What a fascinating backstory you have. I’m so glad you shared.
Thank you for stopping in, Jennifer. The most interesting part of family histories are the stories folks try to airbrush away. At another time in our history, it was self- and family preservation to maintain the public persona at the expense of the authentic. Rules have changed. But from the experiences I have talking to visitors at the Traditions exhibit at the Bishop, times haven’t changed as much as my generation would like. Plenty of people trying to piece together the authentic stories.

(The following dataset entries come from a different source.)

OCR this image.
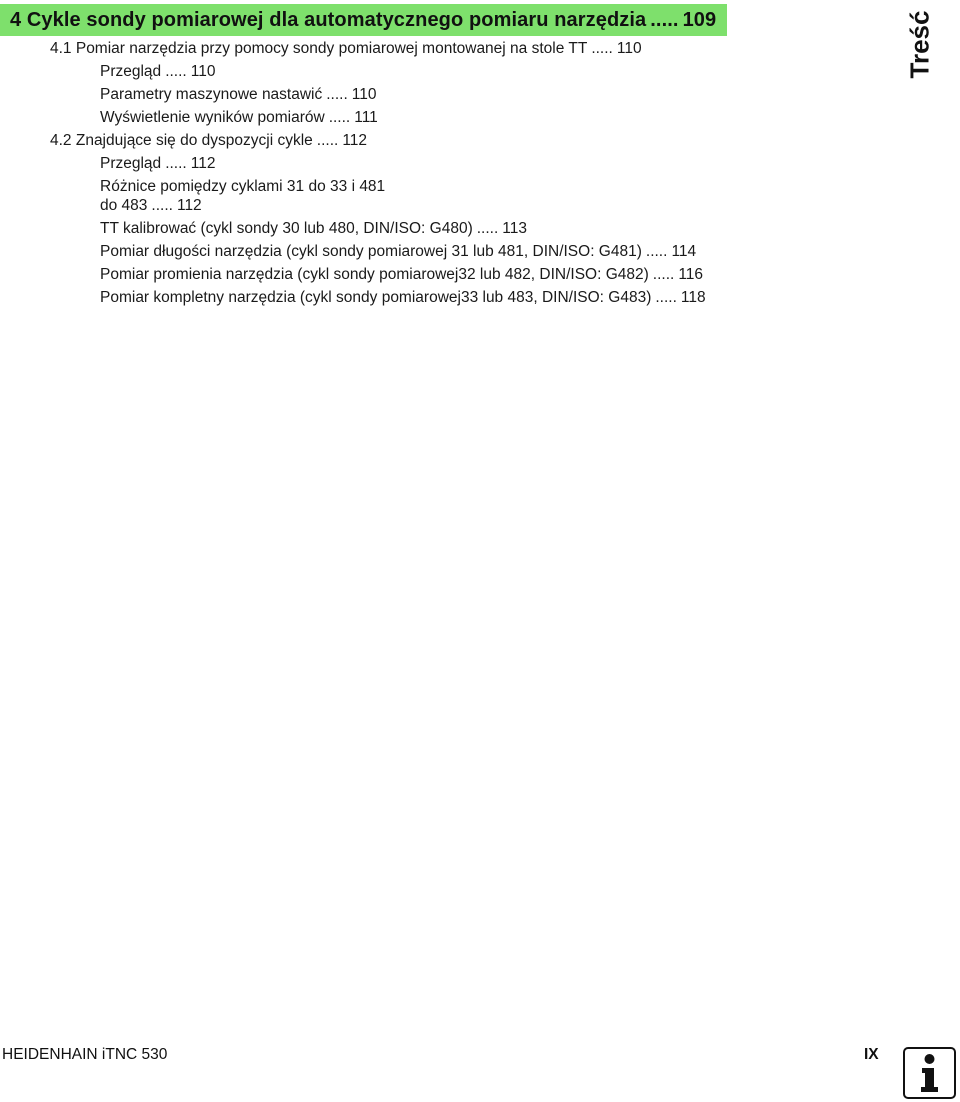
4 Cykle sondy pomiarowej dla automatycznego pomiaru narzędzia ..... 109	Treść
4.1 Pomiar narzędzia przy pomocy sondy pomiarowej montowanej na stole TT ..... 110
Przegląd ..... 110
Parametry maszynowe nastawić ..... 110
Wyświetlenie wyników pomiarów ..... 111
4.2 Znajdujące się do dyspozycji cykle ..... 112
Przegląd ..... 112
Różnice pomiędzy cyklami 31 do 33 i 481
do 483 ..... 112
TT kalibrować (cykl sondy 30 lub 480, DIN/ISO: G480) ..... 113
Pomiar długości narzędzia (cykl sondy pomiarowej 31 lub 481, DIN/ISO: G481) ..... 114
Pomiar promienia narzędzia (cykl sondy pomiarowej32 lub 482, DIN/ISO: G482) ..... 116
Pomiar kompletny narzędzia (cykl sondy pomiarowej33 lub 483, DIN/ISO: G483) ..... 118
HEIDENHAIN iTNC 530	IX
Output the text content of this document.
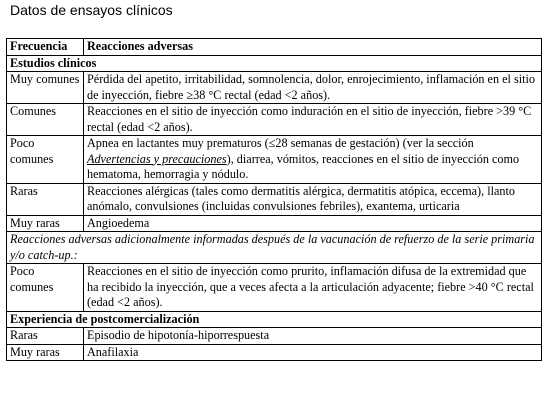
Datos de ensayos clínicos
Frecuencia	Reacciones adversas
Estudios clínicos	
Muy comunes	Pérdida del apetito, irritabilidad, somnolencia, dolor, enrojecimiento, inflamación en el sitio de inyección, fiebre ≥38 °C rectal (edad <2 años).
Comunes	Reacciones en el sitio de inyección como induración en el sitio de inyección, fiebre >39 °C rectal (edad <2 años).
Poco comunes	Apnea en lactantes muy prematuros (≤28 semanas de gestación) (ver la sección Advertencias y precauciones), diarrea, vómitos, reacciones en el sitio de inyección como hematoma, hemorragia y nódulo.
Raras	Reacciones alérgicas (tales como dermatitis alérgica, dermatitis atópica, eccema), llanto anómalo, convulsiones (incluidas convulsiones febriles), exantema, urticaria
Muy raras	Angioedema
Reacciones adversas adicionalmente informadas después de la vacunación de refuerzo de la serie primaria y/o catch-up.:	
Poco comunes	Reacciones en el sitio de inyección como prurito, inflamación difusa de la extremidad que ha recibido la inyección, que a veces afecta a la articulación adyacente; fiebre >40 °C rectal (edad <2 años).
Experiencia de postcomercialización	
Raras	Episodio de hipotonía-hiporrespuesta
Muy raras	Anafilaxia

Also interesting how, at one time, facts were airbrushed away to preserve public persona, but now facts are added to embellish public persona. Witness people claiming non-existant military service/awards, college degrees, etc. This business of “taking it to the next level” has multiplied duplicity. It’s encouraging to know there are still people diligently searching for the truth.
I think that their were probably as much if not more of that going on before people could fact check on the internet. I think it is now that some of those incongruities are easily discoverable. My grandpa was a great story teller. Not sure if he ever truly mislead folks with his bravado. Most of what he did was over-the-top humor. As a kid, I would wonder how much of the family stories were real or highly embellished. When it comes to certain family members, I need to fact check more than others. My adopted mom is perhaps the guiltiest of willful rewriting of narrative. She is quite the colorful character even before the embellishments begin.
What a great and warm story that was Lara.
Thanks for stopping in, Karen. Over at the Traditions exhibit, I get a lot of folks of mixed lineage trying to fit family lore in with historic fact. What is the Faulkner quote? The past isn’t dead; it isn’t even past. I’ll look it up to get it exact.
Requiem for a Nun. The actual quote is “The past is never dead. It’s not even past.”
Lori, this is such a nice post. So sweet and loving. I loved reading it. Happy that you had such a great grandpa and so much to tell and remember about him.
Best, M.
Thanks for stopping in, Mariya. I always love seeing Bulgaria light up on my stats map. My grandpa was a complicated man with a complicated history, especially for those times in America. But I never doubted for a moment how much he loved me. I wish that kind of experience for everyone in this world.
Lovely story, Lara. The pictures are a terrific addition. Thanks for sharing all of that.
Joy’s Book Blog
I love those photo booths. They capture the spirit, don’t they. I remember that they moved pretty fast through the frames so it was hard to over-pose…especially with a wiggling 5 year old on your lap.